Per l’attentato di stamane a Kabul, non c’è stata
rivendicazione. Almeno per ora. Ma l’uccisione di uno dei più noti volti di
Tolo tv, Yama Siawash, fatto saltare in aria assieme a due persone da un
ordigno piazzato sotto il suo camioncino di servizio, può far comodo a ogni componente
bombarola, talebana o statoislamista. Ad accorrere verso il veicolo avvolto
dalle fiamme sotto la casa del
giornalista sono stati il padre e il fratello, ma i soccorsi sono risultati vani,
probabilmente il congiunto era deceduto con l’esplosione, prima che il fuoco
avvolgesse l’abitacolo. Da poco tempo Siawash prestava servizio presso la Banca
Centrale afghana in qualità di consigliere. La polizia sta indagando, ma come
ogni inchiesta locale, sarà difficile chiarire se le cause dell’attentato
possano essere riconducibili alla nota attività comunicativa dell’uomo o alla
recente collocazione che inevitabilmente l’avvicinava ai palazzi del potere. Sia
Abdullah, attualmente al vertice del gruppo di conciliazione nazionale che
presiede i colloqui inter-afghani, sia il presidente Ghani hanno bollato il
crimine come ‘imperdonabile’. Com’era
già accaduto per l’attacco lanciato all’Università di Kabul, rivendicato
dall’Isil e attribuito ai talebani da parte del vicepresidente Saleh, anche in
questa circostanza un membro governativo accusa una fazione talebana. Il
ministro dell’Interno sostiene che ci sia la mano del network di Haqqani, un
clan dissidente dell’area taliban, poco propensa alle trattative in corso
assunte dalla maggioranza della Shura di Quetta.

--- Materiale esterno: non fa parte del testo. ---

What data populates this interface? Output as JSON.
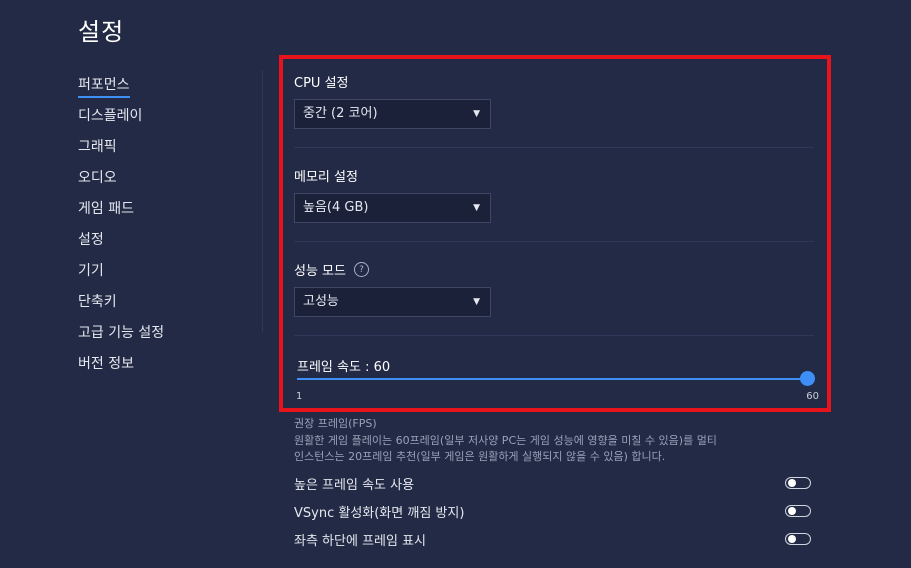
{
  "page": {
    "title": "설정"
  },
  "sidebar": {
    "items": [
      {
        "label": "퍼포먼스",
        "active": true
      },
      {
        "label": "디스플레이"
      },
      {
        "label": "그래픽"
      },
      {
        "label": "오디오"
      },
      {
        "label": "게임 패드"
      },
      {
        "label": "설정"
      },
      {
        "label": "기기"
      },
      {
        "label": "단축키"
      },
      {
        "label": "고급 기능 설정"
      },
      {
        "label": "버전 정보"
      }
    ]
  },
  "performance": {
    "cpu": {
      "label": "CPU 설정",
      "value": "중간 (2 코어)"
    },
    "memory": {
      "label": "메모리 설정",
      "value": "높음(4 GB)"
    },
    "mode": {
      "label": "성능 모드",
      "value": "고성능"
    },
    "fps": {
      "label": "프레임 속도 : 60",
      "value": 60,
      "min": 1,
      "max": 60,
      "min_label": "1",
      "max_label": "60"
    }
  },
  "recommended": {
    "title": "권장 프레임(FPS)",
    "line1": "원활한 게임 플레이는 60프레임(일부 저사양 PC는 게임 성능에 영향을 미칠 수 있음)를 멀티",
    "line2": "인스턴스는 20프레임 추천(일부 게임은 원활하게 실행되지 않을 수 있음) 합니다."
  },
  "toggles": [
    {
      "label": "높은 프레임 속도 사용",
      "enabled": false
    },
    {
      "label": "VSync 활성화(화면 깨짐 방지)",
      "enabled": false
    },
    {
      "label": "좌측 하단에 프레임 표시",
      "enabled": false
    }
  ],
  "colors": {
    "background": "#222a45",
    "accent": "#3d8ff5",
    "highlight_border": "#e8141c"
  }
}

Dopo un iniziale tentennamento, il gruppo di Haqqani,
è parso accettare la posizione interlocutoria scelta dalla maggioranza dei
turbanti, non è chiaro in base a quale informazioni e convincimenti il
responsabile degli Interni sostenga la sua tesi. Rispetto a quanto s’è visto da
un anno a questa parte, dopo un iniziale adesione al cessate il fuoco, i
talebani in varie province hanno ripreso l’offensiva contro obiettivi militari
afghani, sottolineando appunto la tipologia dei soggetti colpiti. Ed escludendo
altri attacchi. A rigor del vero nei mesi scorsi anche l’Afghan Security Forces
ha ripreso i combattimenti contro le milizie talebane. Fra loro la
pacificazione non esiste neppure sulla carta. Mentre i gruppi jihadisti, quello
del Khorasan risulta il più strutturato, nel proseguire agguati e attentati
offrono la doppia dimostrazione di poter agire contro chiunque e beffano gli
stessi talebani sulla scottante questione del controllo del territorio. Alcuni
osservatori sostengono che le ipotesi di addebitare ai turbanti attentati come l’attuale
a Siawash oppure il precedente all’università (lì le vittime sono salite a
ventiquattro) sia opera propagandistica della componente governativa che
disdegna l’accordo coi taliban. Una posizione incarnata in primo luogo dal
presidente Ghani. Frattanto l’ufficio statistico delle Nazioni Unite ha
calcolato nel Paese un aumento del 50% di violenze negli ultimi tre mesi. Fra
le vendette trasversali consumate in questi giorni spicca quella verso Zarifa
Ghafari, attivista che Ghani ha scelto come sindaco di Maidan Shahr, capitale
del Wardak. Un paio di giorni fa le è stato ucciso il padre.